Preparing for Phase 2 Audits

CEs and BAs still have time to prepare for the Phase 2 Audits. OCR highlighted the compliance issues from its Phase 1 Audits and will evaluate CEs and BAs in these areas as part of OCR’s overall audit process. OCR has posted its current audit protocol and has indicated it will post a revised audit protocol prior to the start of the audits. CEs and BAs should obtain a copy of the audit protocol and use it as part of their internal audits. The current audit protocol is available a at http://www.hhs.gov/ocr/privacy/hipaa/enforcement/audit/protocol.html.

The checklist highlights concerned areas for compliance, and CEs and BAs should take time to eavaluate these aspects of their privacy and security plans.

HIPAA Audit Checklist

Policies and Procedures. Review and revise the privacy, security, and breach notification policies to ensure that they are current and compliant with the HIPAA Omnibus Rule.

Individual Right to Access PHI: Review processes and documentation of requests to ensure timely responses to the individual.

Notice of Privacy Practices: Review the Notice of Privacy Practices to ensure that it meets current requirements for content and posting, including website posting, and distribution.

Workforce Training and Education: Review training materials to ensure that they are current and have documentation evidencing training and education on the privacy and security standards.

Privacy Safeguards: Review safeguards for PHI, including use of paper shredders, copy machines that store data, physically securing PHI in locked cabinets, use of whiteboards, incidental disclosures. Review the uses and disclosures of PHI to ensure the minimum necessary amount of PHI is used and/ or disclosed.

Security Risk Assessment, Analysis, and Management Plan: Compile documentation evidencing that the risk assessment, the risk analysis, and the risk management plans were conducted and implemented.
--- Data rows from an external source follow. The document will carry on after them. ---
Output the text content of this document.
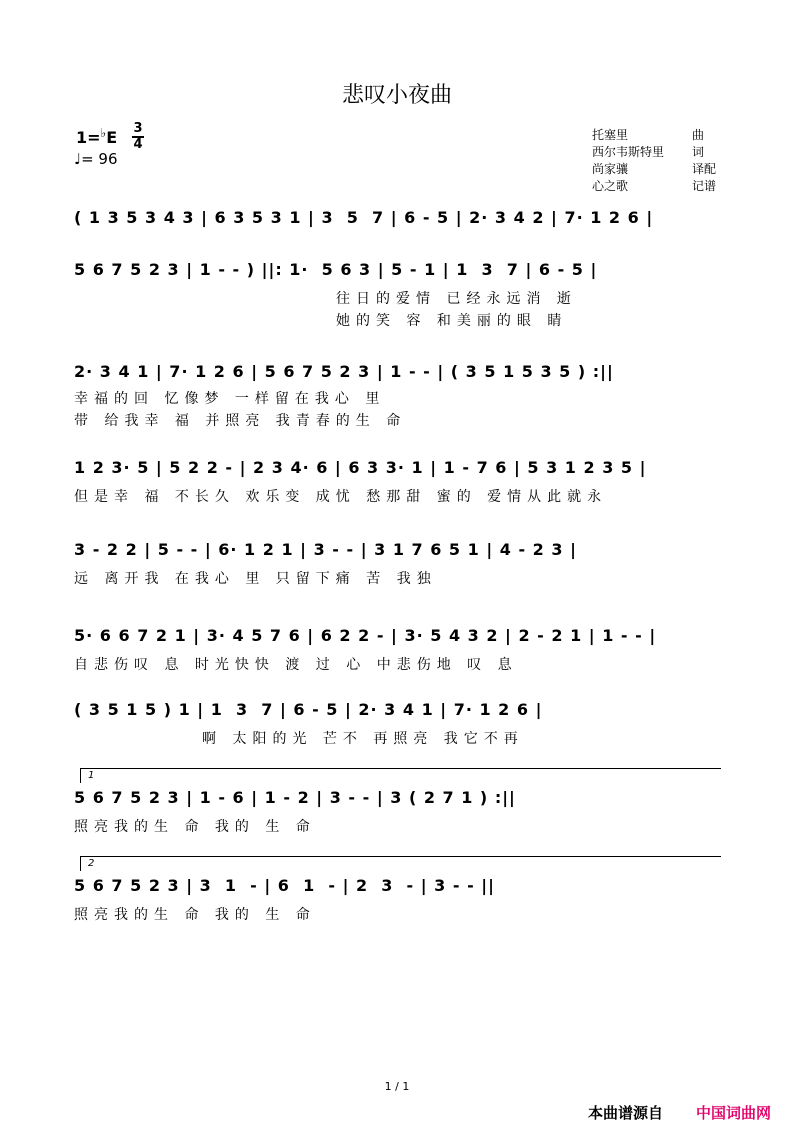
悲叹小夜曲
1=♭E 3
4
♩= 96
托塞里	曲
西尔韦斯特里 词
尚家骧	译配
心之歌	记谱
( 1 3 5 3 4 3 | 6 3 5 3 1 | 3  5  7 | 6 - 5 | 2· 3 4 2 | 7· 1 2 6 |
5 6 7 5 2 3 | 1 - - ) ||: 1·  5 6 3 | 5 - 1 | 1  3  7 | 6 - 5 |
往日的爱情 已经永远消 逝
她的笑 容 和美丽的眼 睛
2· 3 4 1 | 7· 1 2 6 | 5 6 7 5 2 3 | 1 - - | ( 3 5 1 5 3 5 ) :||
幸福的回 忆像梦 一样留在我心 里
带 给我幸 福 并照亮 我青春的生 命
1 2 3· 5 | 5 2 2 - | 2 3 4· 6 | 6 3 3· 1 | 1 - 7 6 | 5 3 1 2 3 5 |
但是幸 福 不长久 欢乐变 成忧 愁那甜 蜜的 爱情从此就永
3 - 2 2 | 5 - - | 6· 1 2 1 | 3 - - | 3 1 7 6 5 1 | 4 - 2 3 |
远 离开我 在我心 里 只留下痛 苦 我独
5· 6 6 7 2 1 | 3· 4 5 7 6 | 6 2 2 - | 3· 5 4 3 2 | 2 - 2 1 | 1 - - |
自悲伤叹 息 时光快快 渡 过 心 中悲伤地 叹 息
( 3 5 1 5 ) 1 | 1  3  7 | 6 - 5 | 2· 3 4 1 | 7· 1 2 6 |
啊 太阳的光 芒不 再照亮 我它不再
1
5 6 7 5 2 3 | 1 - 6 | 1 - 2 | 3 - - | 3 ( 2 7 1 ) :||
照亮我的生 命 我的 生 命
2
5 6 7 5 2 3 | 3  1  - | 6  1  - | 2  3  - | 3 - - ||
照亮我的生 命 我的 生 命
1 / 1
本曲谱源自 中国词曲网
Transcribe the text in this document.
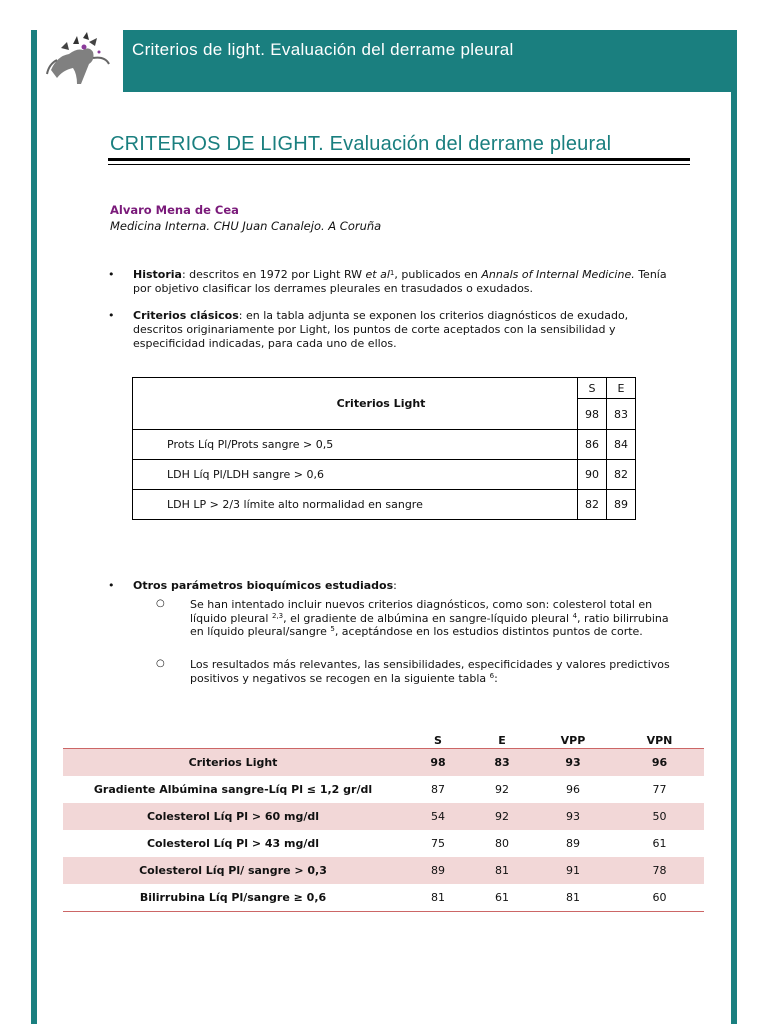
Criterios de light. Evaluación del derrame pleural
CRITERIOS DE LIGHT. Evaluación del derrame pleural
Alvaro Mena de Cea
Medicina Interna. CHU Juan Canalejo. A Coruña
• Historia: descritos en 1972 por Light RW et $al^1$, publicados en Annals of Internal Medicine. Tenía por objetivo clasificar los derrames pleurales en trasudados o exudados.
• Criterios clásicos: en la tabla adjunta se exponen los criterios diagnósticos de exudado, descritos originariamente por Light, los puntos de corte aceptados con la sensibilidad y especificidad indicadas, para cada uno de ellos.
Criterios Light	S	E
	98	83
Prots Líq Pl/Prots sangre > 0,5	86	84
LDH Líq Pl/LDH sangre > 0,6	90	82
LDH LP > 2/3 límite alto normalidad en sangre	82	89
• Otros parámetros bioquímicos estudiados:
○ Se han intentado incluir nuevos criterios diagnósticos, como son: colesterol total en líquido pleural $^{2,3}$, el gradiente de albúmina en sangre-líquido pleural $^4$, ratio bilirrubina en líquido pleural/sangre $^5$, aceptándose en los estudios distintos puntos de corte.
○ Los resultados más relevantes, las sensibilidades, especificidades y valores predictivos positivos y negativos se recogen en la siguiente tabla $^6$:
	S	E	VPP	VPN
Criterios Light	98	83	93	96
Gradiente Albúmina sangre-Líq Pl ≤ 1,2 gr/dl	87	92	96	77
Colesterol Líq Pl > 60 mg/dl	54	92	93	50
Colesterol Líq Pl > 43 mg/dl	75	80	89	61
Colesterol Líq Pl/ sangre > 0,3	89	81	91	78
Bilirrubina Líq Pl/sangre ≥ 0,6	81	61	81	60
The risk management plan should include a timeline for implementation of specific security controls for identified risks and vulnerabilities. The CE or BA should conduct a security risk assessment and analysis if it has been some time since one was completed. Review documentation of specific controls in place to comply with addressable security standards, including the rationale for alternative security measures in place.

Transmission Security: Review security measures in place to protect ePHI when it is in transit.
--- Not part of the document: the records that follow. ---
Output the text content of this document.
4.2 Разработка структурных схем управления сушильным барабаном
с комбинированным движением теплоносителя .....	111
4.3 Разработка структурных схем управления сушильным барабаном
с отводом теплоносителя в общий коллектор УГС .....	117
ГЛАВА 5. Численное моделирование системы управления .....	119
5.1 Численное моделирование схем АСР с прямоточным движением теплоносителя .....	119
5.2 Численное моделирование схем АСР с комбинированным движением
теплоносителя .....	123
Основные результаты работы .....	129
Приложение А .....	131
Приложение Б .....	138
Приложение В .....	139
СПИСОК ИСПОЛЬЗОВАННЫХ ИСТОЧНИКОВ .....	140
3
Encryption and Decryption: The CE or BA should inventory its devices that contain and transmit ePHI and ensure that the devices are encrypted. If the CE or BA has not encrypted all its devices, it should have a risk management plan detailing the compensating controls currently in place to mitigate risk of compromise.
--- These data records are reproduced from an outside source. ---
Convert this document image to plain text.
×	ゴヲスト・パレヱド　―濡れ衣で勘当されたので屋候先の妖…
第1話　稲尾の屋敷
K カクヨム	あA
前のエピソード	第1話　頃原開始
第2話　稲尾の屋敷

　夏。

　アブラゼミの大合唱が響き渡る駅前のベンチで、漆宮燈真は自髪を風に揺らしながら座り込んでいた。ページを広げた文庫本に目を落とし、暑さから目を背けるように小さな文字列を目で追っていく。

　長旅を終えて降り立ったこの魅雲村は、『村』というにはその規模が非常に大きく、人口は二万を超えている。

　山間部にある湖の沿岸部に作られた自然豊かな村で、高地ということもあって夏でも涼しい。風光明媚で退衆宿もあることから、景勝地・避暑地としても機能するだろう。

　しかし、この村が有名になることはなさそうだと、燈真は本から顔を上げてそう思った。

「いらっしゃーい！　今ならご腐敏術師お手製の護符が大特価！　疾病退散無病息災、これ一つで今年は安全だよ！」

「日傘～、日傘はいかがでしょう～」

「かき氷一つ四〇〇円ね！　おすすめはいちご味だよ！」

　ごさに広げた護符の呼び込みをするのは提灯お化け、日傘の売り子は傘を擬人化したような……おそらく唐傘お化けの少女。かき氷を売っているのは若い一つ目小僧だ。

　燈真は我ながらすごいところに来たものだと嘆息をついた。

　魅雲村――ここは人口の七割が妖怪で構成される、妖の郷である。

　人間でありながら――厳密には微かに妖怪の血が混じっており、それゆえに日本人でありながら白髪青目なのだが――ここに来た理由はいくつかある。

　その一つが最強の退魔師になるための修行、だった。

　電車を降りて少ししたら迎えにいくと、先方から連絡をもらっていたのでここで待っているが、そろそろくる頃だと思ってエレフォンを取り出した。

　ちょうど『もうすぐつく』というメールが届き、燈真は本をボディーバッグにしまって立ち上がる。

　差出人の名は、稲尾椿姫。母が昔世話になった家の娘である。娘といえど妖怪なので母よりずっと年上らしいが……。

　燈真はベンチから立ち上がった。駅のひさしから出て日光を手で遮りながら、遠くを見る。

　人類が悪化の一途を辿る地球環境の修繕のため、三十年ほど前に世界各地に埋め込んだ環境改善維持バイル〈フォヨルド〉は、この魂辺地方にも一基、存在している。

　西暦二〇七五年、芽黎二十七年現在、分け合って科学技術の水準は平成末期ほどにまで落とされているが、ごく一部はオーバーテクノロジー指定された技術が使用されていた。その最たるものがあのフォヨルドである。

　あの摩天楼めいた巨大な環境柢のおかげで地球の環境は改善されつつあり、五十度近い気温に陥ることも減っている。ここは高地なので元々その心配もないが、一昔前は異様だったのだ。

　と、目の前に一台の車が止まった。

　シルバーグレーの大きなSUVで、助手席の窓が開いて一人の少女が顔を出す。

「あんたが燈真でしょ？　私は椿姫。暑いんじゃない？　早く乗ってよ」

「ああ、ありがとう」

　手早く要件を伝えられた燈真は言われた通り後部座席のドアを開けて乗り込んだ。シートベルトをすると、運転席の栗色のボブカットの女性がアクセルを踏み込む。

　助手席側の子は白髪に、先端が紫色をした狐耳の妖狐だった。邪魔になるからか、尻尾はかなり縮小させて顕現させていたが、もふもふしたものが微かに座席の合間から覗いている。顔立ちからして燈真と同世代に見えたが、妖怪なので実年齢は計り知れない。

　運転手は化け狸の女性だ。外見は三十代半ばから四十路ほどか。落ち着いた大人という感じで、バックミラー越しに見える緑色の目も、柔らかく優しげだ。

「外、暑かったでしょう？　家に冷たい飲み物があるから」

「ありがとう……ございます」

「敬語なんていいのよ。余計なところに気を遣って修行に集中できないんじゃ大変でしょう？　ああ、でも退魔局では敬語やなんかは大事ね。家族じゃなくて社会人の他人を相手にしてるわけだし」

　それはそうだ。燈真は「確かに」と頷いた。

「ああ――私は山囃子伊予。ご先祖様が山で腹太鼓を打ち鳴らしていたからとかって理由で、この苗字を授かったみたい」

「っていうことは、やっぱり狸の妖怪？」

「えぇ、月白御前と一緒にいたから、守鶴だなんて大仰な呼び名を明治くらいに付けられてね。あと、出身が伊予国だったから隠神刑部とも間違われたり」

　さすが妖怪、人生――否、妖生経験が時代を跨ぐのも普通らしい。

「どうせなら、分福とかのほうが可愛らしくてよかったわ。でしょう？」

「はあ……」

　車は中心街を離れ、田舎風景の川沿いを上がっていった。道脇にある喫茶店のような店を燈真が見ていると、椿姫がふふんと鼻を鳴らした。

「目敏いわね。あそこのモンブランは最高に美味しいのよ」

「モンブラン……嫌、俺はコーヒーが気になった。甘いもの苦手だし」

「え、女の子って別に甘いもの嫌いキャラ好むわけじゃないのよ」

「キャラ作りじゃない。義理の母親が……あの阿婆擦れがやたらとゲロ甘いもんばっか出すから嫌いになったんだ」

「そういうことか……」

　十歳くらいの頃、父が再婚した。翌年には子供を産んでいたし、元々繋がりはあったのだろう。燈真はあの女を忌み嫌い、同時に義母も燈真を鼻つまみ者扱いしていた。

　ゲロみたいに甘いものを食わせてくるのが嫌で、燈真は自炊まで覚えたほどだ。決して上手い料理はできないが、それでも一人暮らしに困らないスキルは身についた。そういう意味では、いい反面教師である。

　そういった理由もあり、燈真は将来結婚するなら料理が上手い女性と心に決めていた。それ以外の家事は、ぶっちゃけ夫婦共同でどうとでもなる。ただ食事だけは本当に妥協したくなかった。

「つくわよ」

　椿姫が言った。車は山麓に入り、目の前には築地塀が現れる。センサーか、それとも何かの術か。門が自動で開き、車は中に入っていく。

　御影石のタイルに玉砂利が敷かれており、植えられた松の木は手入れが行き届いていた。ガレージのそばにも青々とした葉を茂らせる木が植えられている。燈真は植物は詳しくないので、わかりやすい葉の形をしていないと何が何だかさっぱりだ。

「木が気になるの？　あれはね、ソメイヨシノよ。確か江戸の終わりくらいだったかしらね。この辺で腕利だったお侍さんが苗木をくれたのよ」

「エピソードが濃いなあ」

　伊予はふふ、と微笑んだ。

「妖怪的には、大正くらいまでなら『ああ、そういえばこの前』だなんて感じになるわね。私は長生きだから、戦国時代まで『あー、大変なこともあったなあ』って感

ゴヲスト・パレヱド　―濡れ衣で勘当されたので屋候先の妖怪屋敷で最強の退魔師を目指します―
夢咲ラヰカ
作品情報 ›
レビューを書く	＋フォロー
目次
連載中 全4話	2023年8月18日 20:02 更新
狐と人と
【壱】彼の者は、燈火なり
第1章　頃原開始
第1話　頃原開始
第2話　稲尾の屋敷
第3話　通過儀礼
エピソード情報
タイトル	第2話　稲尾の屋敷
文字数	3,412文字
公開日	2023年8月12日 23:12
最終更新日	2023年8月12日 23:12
Device and Media Controls: Review policies and procedures for the use, reuse, disposal, storage, and backup of devices and systems containing ePHI.

Facility Security Plan: The CE and BA are required to have a facility security plan in place wherever PHI is located. The CE and BA should maintain a current inventory of where PHI is located, and a process should be in place when purchasing new IT equipment or when acquiring a new business and its existing IT equipment.

Breach Notification: Ensure that the breach notification policy complies with the requirements of the breach notification standard, including the notification of individuals in a timely manner. Maintain documentation of prior breach notifications to demonstrate notice was provided to individuals in the form of notification letters and substitute notices. Review incident response procedures and documentation for security incidents, including the response, mitigation, investigation, and determination of a breach requiring notification.

Business Associates: OCR will request a list of BAs from the CE responding to an audit. Compile the list of BAs and the associated business associate agreement to respond to an OCR request.